The inquiry focus in the classroom context will be to make seeking and receiving peer feedback a natural part of the learning process. At the moment this is very much a teacher directed part of their learning. The second focus of the inquiry leading into the term is with the students themselves taking their understanding of how to give quality feedback home to their parents and involving them in giving quality feedback on learning.
I look forward to the students taking on board the role of the teacher in engaging their parents in this process.
Our Education Edition of Google Apps allows access to the suite of apps not only for the staff at school but also the students. All students in my class have their own account allowing them to use Gmail, Chat, Docs, Video, Sites and Calendar within our domain.
Students exclusively use Docs for their formal written language. While the initial planning or brainstorming phase may or may not be completed digitally, the complete draft-share-feedback-improve-publish-share process is completed within the Google Apps environment.
We have a school-wide approach to giving feedback on written work, where highlighters are used to indicate where or how a student has met the success criteria (gold) or areas that can be improved (pink). We use the phrases Gold for Goal and Pink for Think to reinforce this process.
Due to the process being completed digitally and the availability of colours in the Docs highlighting palette, I have extended upon the use of gold and pink highlights to include blue and red for the students to use in their self-assessment reflection cycle. These are shown below in the image I generated for use as a poster around the classroom.
The whole process is made manageable and possible by the sharing function built in to Docs. The simplified process looks like this with examples below:
- Student writes 1st draft of writing and checks independently against the success criteria. Improvements made.
- Student shares writing with teacher (or another student).
- Teacher/student highlights text as required in pink or gold and provides additional written prompts to improve writing.
- Posted to eportfolio.
- Student improves writing as per teacher/student feedback.
- Student completes own assessment with blue and red highlights.
- Posted to eportfolio.
Writing with teacher highlights:
Writing with student highlights:
The process works extremely well in terms of a reflective learning cycle.

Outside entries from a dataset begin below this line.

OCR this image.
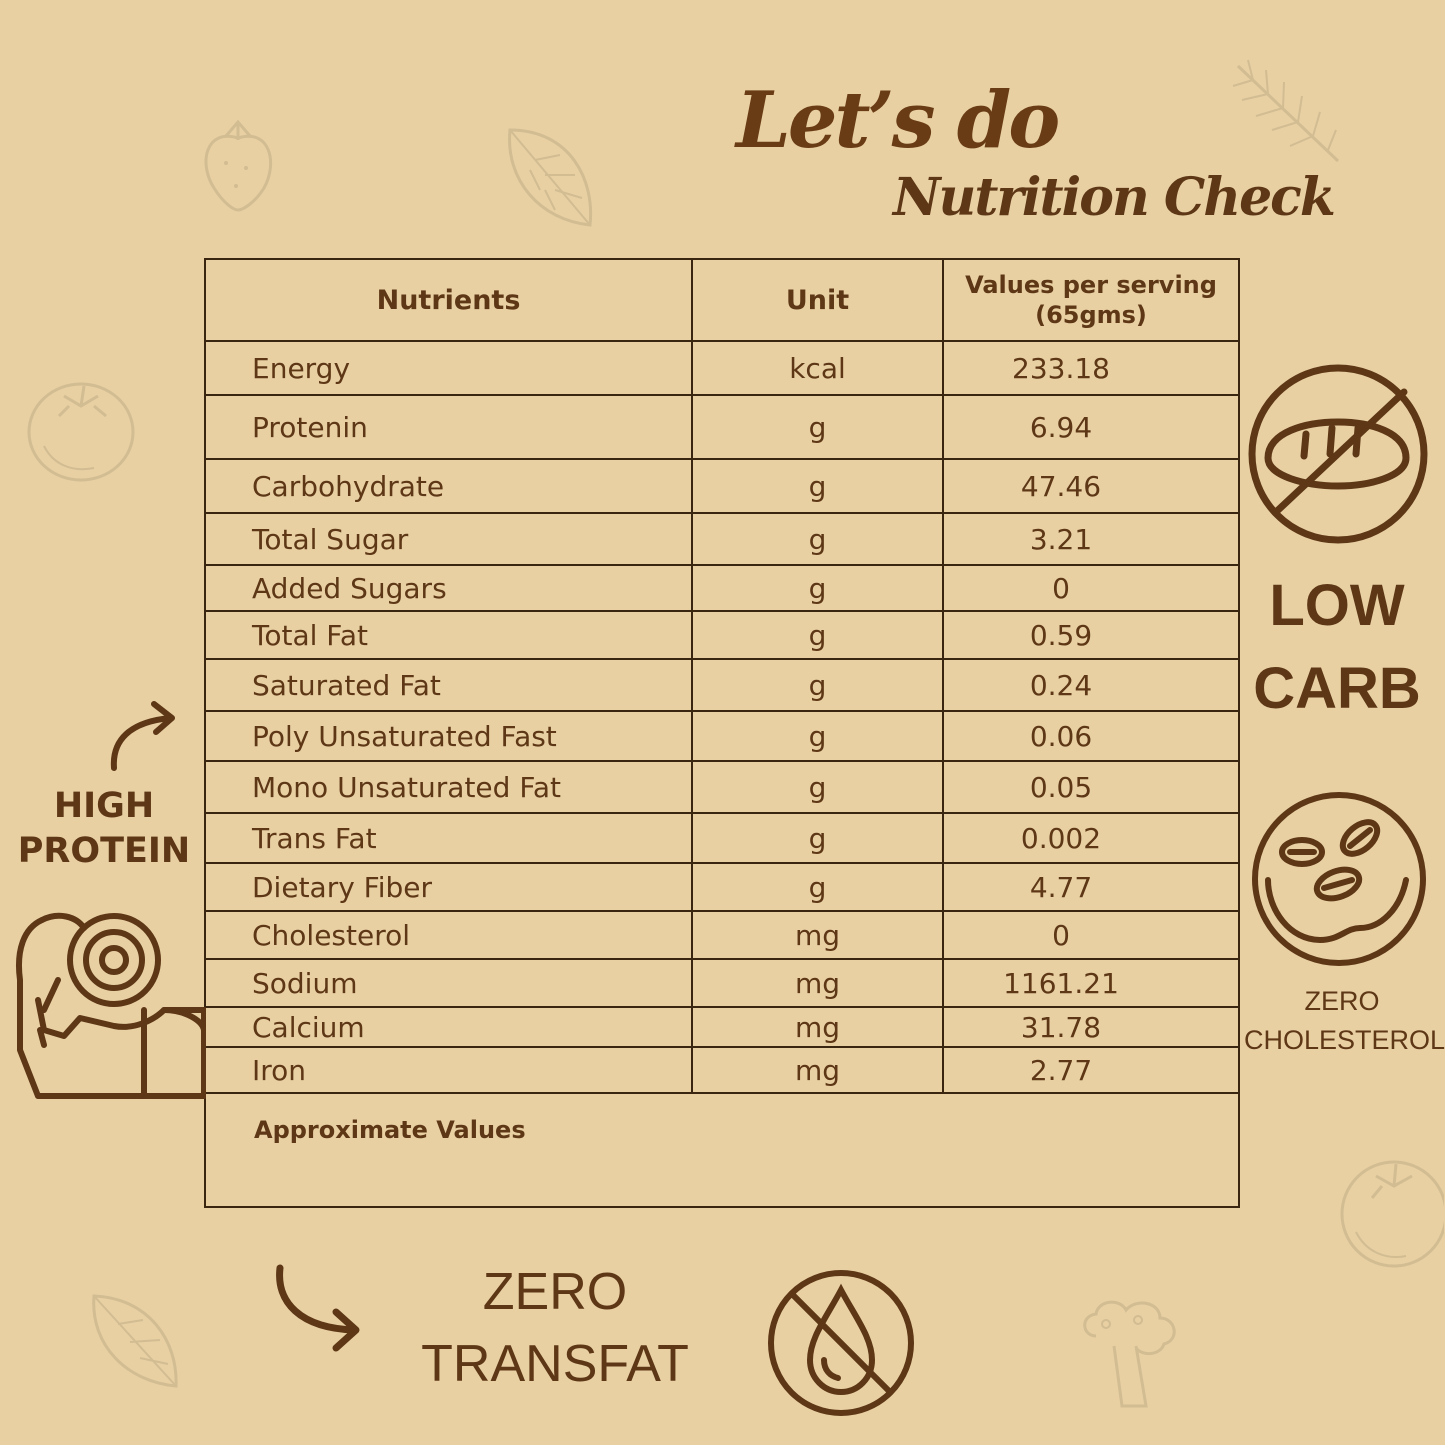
Let’s do
Nutrition Check
Nutrients	Unit	Values per serving (65gms)
Energy	kcal	233.18
Protenin	g	6.94
Carbohydrate	g	47.46
Total Sugar	g	3.21
Added Sugars	g	0
Total Fat	g	0.59
Saturated Fat	g	0.24
Poly Unsaturated Fast	g	0.06
Mono Unsaturated Fat	g	0.05
Trans Fat	g	0.002
Dietary Fiber	g	4.77
Cholesterol	mg	0
Sodium	mg	1161.21
Calcium	mg	31.78
Iron	mg	2.77
Approximate Values		
HIGH
PROTEIN
LOW
CARB
ZERO
CHOLESTEROL
ZERO
TRANSFAT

I will stress however that this process does not replace face to face feedback and conferencing. It is perhaps best viewed as a checkpoint in the learning to formalise some of the ongoing learning conversations. The process also clearly indicates how a student responds to feedback and guidance on how to improve their learning.
I think this is a really good example of how Web 2.0 tools, when grounded in sound pedagogy, really do help facilitate improved learning. I would recommend you give it a go even if you only trial it with a small group of children!